Just days after Beijing concluded its Third plenum with no major announcements, disappointing markets, early on Monday China unexpectedly cut its key short-term policy rate and the mortgage reference rates, its first such broad move since August last year. Analysts said the move just days after the conclusion of a high-level meeting that had focused on reviving the national economy represented “reactive easing."
PBOC said it would cut the seven-day reverse repo rate to 1.7% from 1.8%, and would also improve the mechanism of open market operations. That is the first cut to the rate since August 2023.
The PBOC lowered the seven-day reverse repo rate – a widely used liquidity injection tool – by 10 basis points to 1.7% in a move to increase financial support for the real economy. In total, the Chinese central bank sold 58.2 billion yuan (US$8 billion) of seven-day reverse repos. Minutes later, China cut benchmark lending rates by the same margin at the monthly fixing: The one-year loan prime rate (LPR) was lowered to 3.35% from 3.45% previously, while the five-year LPR was reduced to 3.85% from 3.95%. The change to the seven-day reverse repo rate would affect short-term market rates, while the change to the LPR reflects actual lending rates to the real economy.
And while analysts expect more rate cuts, they also urged future fiscal measures and policy support to do the “heavy lifting” to help accomplish this year’s economic growth target amid growing external challenges, the SCMP reported.
“[The] moves mark the first change in rates since February, and also the first major move since announcing a shift in the monetary policy framework in June,” said Lynn Song, chief economist for Greater China at ING.
“We will need to see if the other policy rates, such as the medium-term lending facility, follow [Monday’s] rate cuts in the coming weeks.

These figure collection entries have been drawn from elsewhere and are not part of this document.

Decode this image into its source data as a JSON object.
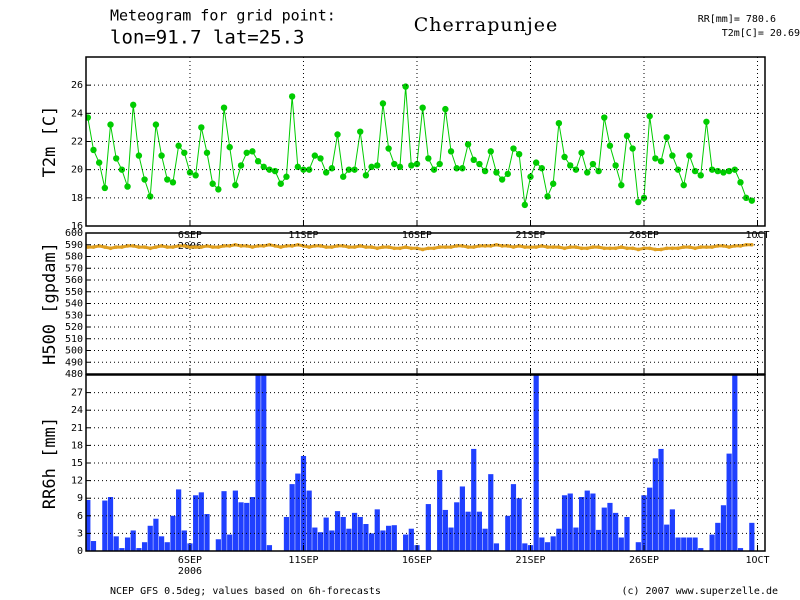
{
  "header": {
    "line1": "Meteogram for grid point:",
    "line2": "lon=91.7  lat=25.3",
    "place": "Cherrapunjee",
    "rr": "RR[mm]= 780.6",
    "t2m": "T2m[C]= 20.69"
  },
  "footer": {
    "left": "NCEP GFS 0.5deg; values based on 6h-forecasts",
    "right": "(c) 2007 www.superzelle.de"
  },
  "time_axis": {
    "xlim": [
      1.42,
      31.33
    ],
    "year": "2006",
    "xticks": [
      {
        "value": 6,
        "label": "6SEP"
      },
      {
        "value": 11,
        "label": "11SEP"
      },
      {
        "value": 16,
        "label": "16SEP"
      },
      {
        "value": 21,
        "label": "21SEP"
      },
      {
        "value": 26,
        "label": "26SEP"
      },
      {
        "value": 31,
        "label": "1OCT"
      }
    ],
    "x": [
      1.5,
      1.75,
      2,
      2.25,
      2.5,
      2.75,
      3,
      3.25,
      3.5,
      3.75,
      4,
      4.25,
      4.5,
      4.75,
      5,
      5.25,
      5.5,
      5.75,
      6,
      6.25,
      6.5,
      6.75,
      7,
      7.25,
      7.5,
      7.75,
      8,
      8.25,
      8.5,
      8.75,
      9,
      9.25,
      9.5,
      9.75,
      10,
      10.25,
      10.5,
      10.75,
      11,
      11.25,
      11.5,
      11.75,
      12,
      12.25,
      12.5,
      12.75,
      13,
      13.25,
      13.5,
      13.75,
      14,
      14.25,
      14.5,
      14.75,
      15,
      15.25,
      15.5,
      15.75,
      16,
      16.25,
      16.5,
      16.75,
      17,
      17.25,
      17.5,
      17.75,
      18,
      18.25,
      18.5,
      18.75,
      19,
      19.25,
      19.5,
      19.75,
      20,
      20.25,
      20.5,
      20.75,
      21,
      21.25,
      21.5,
      21.75,
      22,
      22.25,
      22.5,
      22.75,
      23,
      23.25,
      23.5,
      23.75,
      24,
      24.25,
      24.5,
      24.75,
      25,
      25.25,
      25.5,
      25.75,
      26,
      26.25,
      26.5,
      26.75,
      27,
      27.25,
      27.5,
      27.75,
      28,
      28.25,
      28.5,
      28.75,
      29,
      29.25,
      29.5,
      29.75,
      30,
      30.25,
      30.5,
      30.75
    ]
  },
  "chart_data": [
    {
      "type": "line",
      "ylabel": "T2m [C]",
      "color": "#00cc00",
      "ylim": [
        16,
        28
      ],
      "yticks": [
        16,
        18,
        20,
        22,
        24,
        26
      ],
      "grid": true,
      "values": [
        23.7,
        21.4,
        20.5,
        18.7,
        23.2,
        20.8,
        20.0,
        18.8,
        24.6,
        21.0,
        19.3,
        18.1,
        23.2,
        21.0,
        19.3,
        19.1,
        21.7,
        21.2,
        19.8,
        19.6,
        23.0,
        21.2,
        19.0,
        18.6,
        24.4,
        21.6,
        18.9,
        20.3,
        21.2,
        21.3,
        20.6,
        20.2,
        20.0,
        19.9,
        19.0,
        19.5,
        25.2,
        20.2,
        20.0,
        20.0,
        21.0,
        20.8,
        19.8,
        20.1,
        22.5,
        19.5,
        20.0,
        20.0,
        22.7,
        19.6,
        20.2,
        20.3,
        24.7,
        21.5,
        20.4,
        20.2,
        25.9,
        20.3,
        20.4,
        24.4,
        20.8,
        20.0,
        20.4,
        24.3,
        21.3,
        20.1,
        20.1,
        21.8,
        20.7,
        20.4,
        19.9,
        21.3,
        19.8,
        19.3,
        19.7,
        21.5,
        21.1,
        17.5,
        19.5,
        20.5,
        20.1,
        18.1,
        19.0,
        23.3,
        20.9,
        20.3,
        20.0,
        21.2,
        19.8,
        20.4,
        19.9,
        23.7,
        21.7,
        20.3,
        18.9,
        22.4,
        21.5,
        17.7,
        18.0,
        23.8,
        20.8,
        20.6,
        22.3,
        21.0,
        20.0,
        18.9,
        21.0,
        19.9,
        19.6,
        23.4,
        20.0,
        19.9,
        19.8,
        19.9,
        20.0,
        19.1,
        18.0,
        17.8
      ]
    },
    {
      "type": "dots",
      "ylabel": "H500 [gpdam]",
      "color": "#e0a020",
      "ylim": [
        480,
        600
      ],
      "yticks": [
        480,
        490,
        500,
        510,
        520,
        530,
        540,
        550,
        560,
        570,
        580,
        590,
        600
      ],
      "grid": true,
      "values": [
        588,
        588,
        589,
        588,
        587,
        588,
        588,
        589,
        589,
        588,
        588,
        587,
        588,
        589,
        588,
        588,
        589,
        589,
        588,
        588,
        588,
        589,
        588,
        588,
        589,
        589,
        590,
        589,
        589,
        588,
        589,
        589,
        590,
        589,
        588,
        589,
        589,
        590,
        589,
        588,
        589,
        589,
        588,
        588,
        589,
        589,
        588,
        588,
        589,
        588,
        588,
        587,
        588,
        588,
        587,
        587,
        588,
        587,
        587,
        586,
        587,
        587,
        588,
        588,
        588,
        589,
        589,
        588,
        588,
        589,
        589,
        589,
        590,
        589,
        589,
        588,
        589,
        588,
        588,
        588,
        589,
        588,
        588,
        588,
        587,
        588,
        588,
        587,
        587,
        588,
        588,
        587,
        587,
        587,
        588,
        587,
        587,
        586,
        587,
        587,
        586,
        586,
        587,
        587,
        587,
        588,
        588,
        587,
        588,
        588,
        588,
        589,
        589,
        588,
        589,
        589,
        590,
        590
      ]
    },
    {
      "type": "bar",
      "ylabel": "RR6h [mm]",
      "color": "#2040ff",
      "ylim": [
        0,
        30
      ],
      "yticks": [
        0,
        3,
        6,
        9,
        12,
        15,
        18,
        21,
        24,
        27
      ],
      "grid": true,
      "values": [
        8.7,
        1.7,
        0,
        8.6,
        9.2,
        2.5,
        0.5,
        2.3,
        3.5,
        0.5,
        1.5,
        4.3,
        5.5,
        2.5,
        1.5,
        6.0,
        10.5,
        3.5,
        1.3,
        9.5,
        10.0,
        6.3,
        0,
        2.0,
        10.2,
        2.8,
        10.3,
        8.3,
        8.2,
        9.2,
        30,
        30,
        1.0,
        0,
        0,
        5.8,
        11.4,
        13.2,
        16.2,
        10.3,
        4.0,
        3.2,
        5.7,
        3.5,
        6.8,
        5.8,
        3.8,
        6.5,
        5.8,
        4.6,
        3.0,
        7.1,
        3.5,
        4.3,
        4.4,
        0,
        2.8,
        3.8,
        1.0,
        0,
        8.0,
        0,
        13.8,
        7.0,
        4.0,
        8.3,
        11.0,
        6.7,
        17.4,
        6.7,
        3.8,
        13.1,
        1.3,
        0,
        6.0,
        11.4,
        9.0,
        1.3,
        1.0,
        30,
        2.3,
        1.5,
        2.5,
        3.8,
        9.5,
        9.8,
        4.0,
        9.2,
        10.3,
        9.8,
        3.6,
        7.4,
        8.2,
        6.5,
        2.3,
        5.8,
        0,
        1.5,
        9.5,
        10.8,
        15.8,
        17.4,
        4.5,
        7.1,
        2.3,
        2.3,
        2.3,
        2.3,
        0.5,
        0,
        2.8,
        4.8,
        7.8,
        16.6,
        30,
        0.5,
        0,
        4.8
      ]
    }
  ]
}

“Rate cuts will likely add to the pressure on Chinese banks. These pressures could increase further if the medium-term lending facility is not soon lowered.”
Louise Loo, lead economist at Oxford Economics, said that the moves on Monday were “originally anticipated” to come in by the fourth quarter following a rate-cutting cycle by the US Federal Reserve.
“We continue to expect a further 10 basis points in benchmark rate cuts in quarter four, alongside 25 basis points cuts in the reserve ratio requirement in quarter three and quarter four each to facilitate liquidity support, given the steady ramp-up in stimulus-related government bond issuances,” she said.
And Zhang Zhiwei, president and chief economist at Pinpoint Asset Management, said that more rate cuts are expected after the US Federal Reserve enters a rate cut cycle. “The rate cut [by the PBOC] is one step in the right direction,” he said.
China’s recently concluded third plenum - which failed to spark any excitement about a Chinese rebound - placed an emphasis on boosting economic capabilities to tackle growth, with the full text of the decisions from a key party conclave revealed on Sunday.
Under the section covering “healthy assurance and improvement of the social system” in the 22,000-word resolution document released on Sunday following the conclusion of the third plenum on Thursday, it stated that there is a need to speed up the formation of a new property development model to increase the supply of affordable housing.
The document added that local governments would be given ample space to regulate the property market with a series of policy modifications, such as the reduction and cancellation of housing purchase limits, the cancellation of buying thresholds for ordinary and non-ordinary housing and the reformation of housing financing and the property tax system.
“While [Monday’s] rate cuts offer some reassurance that policymakers are being responsive to the recent loss of economic momentum, the heavy lifting will need to come from fiscal, not monetary, policy,” said Julian Evans-Pritchard, head of China economics at Capital Economics. “Fortunately, the signs on that front are encouraging too.”
And Morgan Stanley said that “these moves post-plenum reaffirms reactive easing”.
“We see additional policy rate cuts in September-December,” said Robin Xing, chief China economist at Morgan Stanley.
“That said, the reactive nature of easing means our 2024 growth and inflation forecasts are facing 10-20 basis points of downside risk.”